Notícias do monstro

Filipe Diniz

Entre as consequências mediáticas da actual crise do capitalismo está o ressurgimento da curiosidade acerca da vida dos ricos. O Observer (26 de Maio) e a Vanity Fair (Abril) publicaram recentemente artigos com dados interessantes acerca da matéria.

O Observer escreve sobre as grandes empresas de Silicon Valley (Apple, Facebook, Google). Quase não existem para o fisco mas beneficiam dos impostos alheios; têm um elaborado e eficaz sistema de evasão fiscal (estima-se que entre 2009 e 2012 a Apple contornou o pagamento de impostos sobre um rendimento de 74 milhares de milhões de dólares); e têm o seu próprio e luxuoso sistema de transportes colectivos, à margem do saturado sistema de transportes da cidade de S. Francisco. Quem se desloca de e para Silicon Valley é urbanamente invisível.

A Vanity Fair (A tale of two Londons) escreve sobre o impacto social e urbano do fluxo de dinheiro estrangeiro para a City de Londres (e seus paraísos fiscais em Jersey, Guernsey, Isle of Man, Ilhas Cayman, Bermuda, Ilhas Virgem britânicas), nomeadamente sobre o emblemático edifício Hyde Park one. Dos 76 apartamentos já vendidos neste edifício – cujos preços atingem os 214 milhões de dólares – só 12 estão registados em nome de pessoas individuais. Os 64 restantes estão em nome de misteriosas corporações e empresas desconhecidas, 59 das quais sedeadas em paraísos fiscais.

O dinheiro investido no imobiliário pressiona uma mudança acelerada da face de Londres. Com uma particularidade: como as alterações no tecido urbano dos períodos georgiano e vitoriano são (ainda) rigidamente regulamentadas, parte dessa alteração não se concretiza sob a forma de construção em altura, mas sob a forma de construção em profundidade. Alguma da vida dos muito ricos passou para baixo do solo, underground. Passaram à clandestinidade.
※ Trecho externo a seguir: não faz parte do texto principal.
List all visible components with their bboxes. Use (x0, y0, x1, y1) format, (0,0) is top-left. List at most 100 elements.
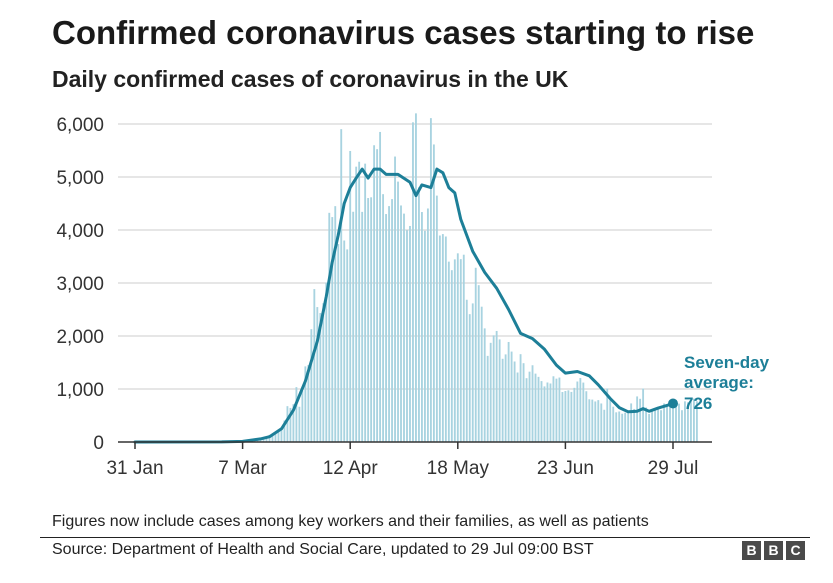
daily-case-bar (555, 378, 558, 442)
daily-case-bar (549, 383, 552, 442)
daily-case-bar (528, 371, 531, 442)
average-end-point (668, 398, 678, 409)
daily-case-bar (441, 234, 444, 442)
daily-case-bar (358, 161, 361, 442)
daily-case-bar (692, 398, 695, 442)
daily-case-bar (453, 259, 456, 442)
x-tick-label: 31 Jan (106, 458, 163, 479)
daily-case-bar (397, 181, 399, 442)
daily-case-bar (349, 150, 352, 443)
daily-case-bar (543, 386, 546, 442)
daily-case-bar (388, 206, 390, 442)
daily-case-bar (426, 208, 429, 442)
daily-case-bar (546, 382, 549, 442)
daily-case-bar (432, 144, 435, 442)
daily-case-bar (415, 113, 417, 443)
daily-case-bar (684, 401, 686, 442)
daily-case-bar (316, 307, 319, 442)
daily-case-bar (534, 373, 537, 442)
daily-case-bar (525, 378, 528, 442)
daily-case-bar (280, 428, 283, 442)
daily-case-bar (268, 434, 271, 442)
daily-case-bar (409, 225, 411, 442)
daily-case-bar (429, 118, 432, 442)
daily-case-bar (292, 404, 295, 442)
daily-case-bar (636, 396, 639, 442)
daily-case-bar (444, 236, 447, 442)
daily-case-bar (495, 330, 498, 442)
daily-case-bar (486, 355, 489, 442)
daily-case-bar (304, 366, 307, 442)
daily-case-bar (612, 406, 615, 442)
daily-case-bar (438, 235, 441, 442)
daily-case-bar (462, 254, 465, 442)
daily-case-bar (337, 244, 340, 442)
daily-case-bar (435, 195, 438, 442)
average-annotation-label: average: (684, 373, 754, 392)
daily-case-bar (334, 206, 337, 442)
daily-case-bar (394, 156, 396, 443)
daily-case-bar (471, 303, 474, 442)
daily-case-bar (582, 382, 585, 442)
daily-case-bar (468, 314, 471, 442)
daily-case-bar (615, 412, 618, 442)
daily-case-bar (654, 410, 656, 442)
y-axis-tick-labels: 0 1,000 2,000 3,000 4,000 5,000 6,000 (56, 115, 104, 454)
daily-case-bar (367, 198, 370, 442)
daily-case-bar (489, 342, 492, 442)
seven-day-average-line (133, 167, 675, 444)
x-axis-tick-labels: 31 Jan 7 Mar 12 Apr 18 May 23 Jun 29 Jul (106, 458, 698, 479)
daily-case-bar (313, 289, 316, 442)
daily-case-bar (651, 411, 654, 442)
daily-case-bar (406, 230, 408, 442)
daily-case-bar (289, 407, 292, 442)
daily-case-bar (585, 391, 588, 442)
average-annotation-label: Seven-day (684, 353, 770, 372)
logo-block-c: C (786, 541, 805, 560)
y-tick-label: 0 (93, 433, 104, 454)
daily-case-bar (474, 267, 477, 442)
daily-case-bar (579, 378, 582, 442)
chart-title: Confirmed coronavirus cases starting to … (52, 14, 755, 51)
x-axis (118, 441, 712, 449)
logo-block-b2: B (764, 541, 783, 560)
daily-case-bar (322, 303, 325, 442)
daily-case-bar (325, 282, 328, 442)
daily-case-bar (412, 122, 414, 442)
daily-case-bar (331, 217, 334, 442)
y-tick-label: 5,000 (56, 168, 104, 189)
daily-case-bar (588, 399, 591, 442)
daily-case-bar (648, 413, 651, 442)
daily-case-bar (573, 387, 576, 442)
daily-case-bar (456, 253, 459, 442)
x-tick-label: 29 Jul (648, 458, 699, 479)
daily-case-bar (531, 365, 534, 442)
daily-case-bar (283, 420, 286, 442)
daily-case-bar (385, 214, 387, 442)
daily-case-bar (645, 407, 648, 442)
daily-case-bar (295, 387, 298, 442)
daily-case-bar (277, 430, 280, 442)
daily-case-bar (259, 439, 262, 442)
logo-block-b1: B (742, 541, 761, 560)
daily-case-bar (498, 339, 501, 442)
daily-case-bar (298, 406, 301, 442)
daily-case-bar (695, 401, 698, 442)
daily-case-bar (672, 408, 674, 442)
daily-case-bar (274, 433, 277, 442)
daily-case-bar (421, 212, 423, 442)
daily-case-bar (480, 306, 483, 442)
daily-case-bar (403, 213, 405, 442)
daily-case-bar (633, 408, 636, 442)
x-tick-label: 23 Jun (537, 458, 594, 479)
daily-case-bar (379, 131, 382, 442)
x-tick-label: 7 Mar (218, 458, 267, 479)
daily-case-bar (570, 391, 573, 442)
daily-case-bar (418, 187, 420, 442)
daily-case-bar (265, 437, 268, 442)
average-annotation-label: 726 (684, 394, 712, 413)
daily-case-bar (522, 363, 525, 442)
daily-case-bar (558, 377, 561, 442)
daily-case-bar (286, 406, 289, 442)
Num período em que a concentração da riqueza assume proporções monstruosas, os muito ricos tratam de se tornar invisíveis. Invisíveis perante os estados e as obrigações sociais e fiscais. Invisíveis perante a colossal e crescente massa dos que «nada têm a perder senão as próprias cadeias».

Uma tarefa necessária será ir encontrá-los nos luxuosos buracos onde se escondem.